Al noted, rightly so, that nearly half of WNMU's students are taking classes on line, which would seem to negate the need for investing in any improved infrastructure. Certainly more housing wouldn't seem like an essential expenditure. On the other hand, Harlan Hall is the University's sciences building. By its nature science involves hands on use of instruments and analysis equipment, lab and infield data acquisition systems, holding a test tube over a Bunsen burner. Science is an area of study that doesn't really lend itself to online classes all that well; imagine trying to learn how to drive a car by watching YouTube videos. You need stuff, you need to learn how to apply, handle and calibrate that stuff, and you need a place where that stuff can be housed and used. Maybe construction work on Harlan Hall would be a valid place to put those funds.

On the other hand, the path to really building a strong science program is through research and publication. When the St. Mary's property was purchased its intended use was still under consideration, slated for either housing or the development of an R&D park, the latter of which would seem to be the better objective. In fact though, neither are mentioned as being a part of WNMU's Part D spending plan. Moreover, WNMU's $6m is only about 4% of the whole Part D revenue allotment. The rest of the $130m would be going to other schools whose expenditure plans we know basically nothing about, only that they're schools somewhere in New Mexico. Santa Fe Community College says they want to spend two million dollars to, "plan, design, construct, purchase, install, furnish and equip campus wide infrastructure improvements." Now really, does that tell us anything at all? They may as well have just said if you vote to give us this two million bucks we'll figure out how to spend it on something around here. And the plans submitted from our other schools aren't any less vague. Actually by comparison Joe Shepard's idea for statues and twinkling lights is starting to sound pretty good, at least he's being specific...

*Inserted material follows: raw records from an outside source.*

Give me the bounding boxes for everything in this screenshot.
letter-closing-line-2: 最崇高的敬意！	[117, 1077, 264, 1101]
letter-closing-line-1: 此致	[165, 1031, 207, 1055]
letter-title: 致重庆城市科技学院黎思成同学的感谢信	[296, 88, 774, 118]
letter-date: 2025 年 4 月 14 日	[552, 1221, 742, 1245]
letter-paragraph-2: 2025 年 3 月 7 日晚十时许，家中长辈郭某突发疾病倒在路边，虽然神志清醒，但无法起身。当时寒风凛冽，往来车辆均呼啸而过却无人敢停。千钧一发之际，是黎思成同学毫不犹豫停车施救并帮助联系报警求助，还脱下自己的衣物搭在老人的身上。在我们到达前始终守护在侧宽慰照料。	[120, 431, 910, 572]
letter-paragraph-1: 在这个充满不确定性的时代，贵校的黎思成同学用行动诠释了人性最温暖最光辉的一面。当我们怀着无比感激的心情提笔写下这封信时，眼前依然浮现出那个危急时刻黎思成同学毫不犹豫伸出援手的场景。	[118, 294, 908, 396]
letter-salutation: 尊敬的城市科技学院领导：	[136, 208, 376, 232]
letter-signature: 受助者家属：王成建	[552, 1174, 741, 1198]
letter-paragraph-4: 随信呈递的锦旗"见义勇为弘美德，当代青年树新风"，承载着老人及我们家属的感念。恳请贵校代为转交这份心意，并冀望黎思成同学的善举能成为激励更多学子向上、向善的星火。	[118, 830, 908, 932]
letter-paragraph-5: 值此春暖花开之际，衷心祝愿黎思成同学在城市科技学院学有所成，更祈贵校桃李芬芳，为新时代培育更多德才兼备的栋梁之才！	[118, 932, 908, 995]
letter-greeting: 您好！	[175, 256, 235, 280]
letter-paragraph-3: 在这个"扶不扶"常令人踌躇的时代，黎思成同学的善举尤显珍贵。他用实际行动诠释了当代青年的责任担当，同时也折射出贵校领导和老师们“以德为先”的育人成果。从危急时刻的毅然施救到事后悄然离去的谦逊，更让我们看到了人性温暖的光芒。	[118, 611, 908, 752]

So we can analyze, criticize, hypothesize and conceptualize this all we want, in the end how much closer do we come to deciding if we're going to vote For or Against Bond D on Election Day? Can some kind of thought experiment get us any better informed on this? Should we just hold our nose and flip a coin? I've got the whole rest of my sample ballot figured out, this is the only choice I'm hung on. I'm feeling like I'd like to vote yes, I just wish I could come up with a reason to do that.